Cokie & Steven V. Roberts: The hand over the lens
The top Super Bowl highlight was not Peyton Manning struggling or Renee Fleming singing or even that adorable puppy nuzzling a horse in the Budweiser commercial. It was Bill O'Reilly grilling Barack Obama.
The Fox News commentator was respectful but tough. The president was testy but forthcoming -- even admitting that administration officials had made "boneheaded decisions" in investigating the tax status of conservative groups. The 10-minute session did not provide any surprising revelations, but it did offer a useful glimpse into Obama's thinking and temperament.
The most striking thing about the interview is that fresh insights into Obama's frame of mind are so rare. This White House has been extremely diligent, and successful, in controlling the images and information the public receives about their president.
Of course every president, of either party, wants to manage the news to his own advantage. But it's hard to argue with David Sanger, a veteran Washington correspondent for the New York Times when he says, "This is the most closed control-freak administration I've ever covered."
To be fair, Team Obama would be guilty of malpractice if they didn't use all the new communications tools now available to them. They have created what we call the OBN, the Obama Broadcasting Network -- a complex of social media platforms such as Twitter, Reddit, Instagram, Flickr and YouTube -- to communicate directly with supporters outside the filter of annoying journalists like O'Reilly and Sanger.

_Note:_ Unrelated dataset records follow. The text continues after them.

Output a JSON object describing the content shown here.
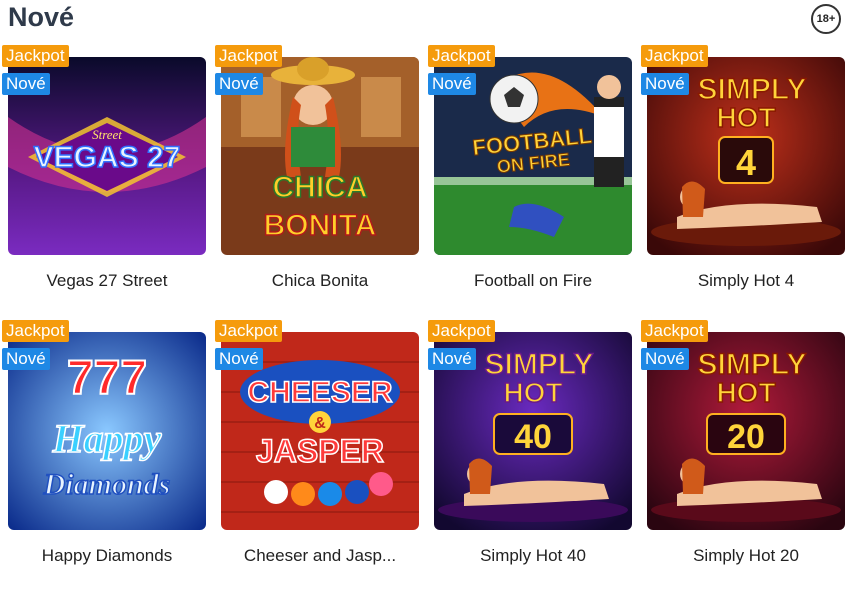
{
  "section": {
    "title": "Nové",
    "age_badge": "18+"
  },
  "badges": {
    "jackpot": "Jackpot",
    "new": "Nové"
  },
  "games": [
    {
      "name": "Vegas 27 Street",
      "logo_lines": [
        "Street",
        "VEGAS 27"
      ]
    },
    {
      "name": "Chica Bonita",
      "logo_lines": [
        "CHICA",
        "BONITA"
      ]
    },
    {
      "name": "Football on Fire",
      "logo_lines": [
        "FOOTBALL",
        "ON FIRE"
      ]
    },
    {
      "name": "Simply Hot 4",
      "logo_lines": [
        "SIMPLY",
        "HOT",
        "4"
      ]
    },
    {
      "name": "Happy Diamonds",
      "logo_lines": [
        "777",
        "Happy",
        "Diamonds"
      ]
    },
    {
      "name": "Cheeser and Jasp...",
      "logo_lines": [
        "CHEESER",
        "&",
        "JASPER"
      ]
    },
    {
      "name": "Simply Hot 40",
      "logo_lines": [
        "SIMPLY",
        "HOT",
        "40"
      ]
    },
    {
      "name": "Simply Hot 20",
      "logo_lines": [
        "SIMPLY",
        "HOT",
        "20"
      ]
    }
  ]
}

That system was on full display last week around the State of the Union address. On whitehouse.gov, the hub of the OBN, folks were urged not just to watch the speech but to participate actively as broadcasters, producers and content providers. Handy charts, case studies and talking points reinforcing the president's themes were displayed with a big "share" button right there on the screen.

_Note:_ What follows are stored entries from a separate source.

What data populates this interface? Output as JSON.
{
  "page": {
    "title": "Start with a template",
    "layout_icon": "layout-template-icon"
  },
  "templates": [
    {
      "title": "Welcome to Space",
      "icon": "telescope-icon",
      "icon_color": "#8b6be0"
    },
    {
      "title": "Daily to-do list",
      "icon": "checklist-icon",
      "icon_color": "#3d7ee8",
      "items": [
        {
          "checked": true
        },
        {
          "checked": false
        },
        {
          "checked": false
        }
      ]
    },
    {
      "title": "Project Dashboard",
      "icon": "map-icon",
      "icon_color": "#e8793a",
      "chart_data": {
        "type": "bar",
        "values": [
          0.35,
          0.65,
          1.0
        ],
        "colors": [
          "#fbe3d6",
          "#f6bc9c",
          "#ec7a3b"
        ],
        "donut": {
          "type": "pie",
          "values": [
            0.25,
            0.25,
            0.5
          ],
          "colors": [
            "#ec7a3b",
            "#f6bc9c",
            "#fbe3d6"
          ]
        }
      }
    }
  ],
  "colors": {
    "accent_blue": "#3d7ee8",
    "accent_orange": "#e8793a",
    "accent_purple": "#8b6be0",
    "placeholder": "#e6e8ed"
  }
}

There's nothing inherently sinister about the OBN itself. Dan Pfeiffer, senior White House advisor and former communications director, was certainly correct when he told the New York Times, "The media has become so diffuse that communicating one's message requires a lot more work than it used to. You have to be willing to go where the viewers are, because they have so much choice in where they get information."
The problem comes when the OBN is used to replace other sources of information, to evade the media and short-circuit its ability to hold the president accountable.
During his first term, for example, Obama held fewer full-dress news conferences than any president since Ronald Reagan. Yes, he sits for many one-on-one interviews, but they are often with friendly questioners, like Chris Matthews of MSNBC, or entertainers like David Letterman, who don't have the information or inclination to test him the way O'Reilly did.
Then there is the dispute over access to the president for outside photographers. Many of the images that citizens see of Obama and his family are taken -- and selected -- by his own staff to put the president in the best possible light.
Last November, dozens of news outlets sent a strong letter to press secretary Jay Carney complaining that "journalists are routinely being denied the right to photograph or videotape the President while he is performing his official duties. As surely as if they were placing a hand over a journalist's camera lens, officials in this administration are blocking the public from having an independent view of important functions of the Executive Branch of government."
Even more seriously, this White House has employed espionage laws to intimidate and even prosecute journalists who procure inside information from administration sources.
Jill Abramson, the executive editor of the New York Times, told Al Jazeera America: "The Obama administration has had seven criminal leak investigations. That is more than twice the number of any previous administration in our history. It's on a scale never seen before. This is the most secretive White House that, at least as a journalist, I have ever dealt with."
Leonard Downie Jr., the former editor of the Washington Post, wrote recently that journalists covering national security issues are "facing vast and unprecedented challenges" in simply doing their job. "They find that government officials are increasingly fearful of talking to them, and they worry that their communications with sources can be monitored at any time."
When that happens, when independent sources of information shrivel, our rights as citizens shrivel as well. One 10-minute chat with Bill O'Reilly won't do much to pry the administration's hand off the camera lens of history. But it's a good start.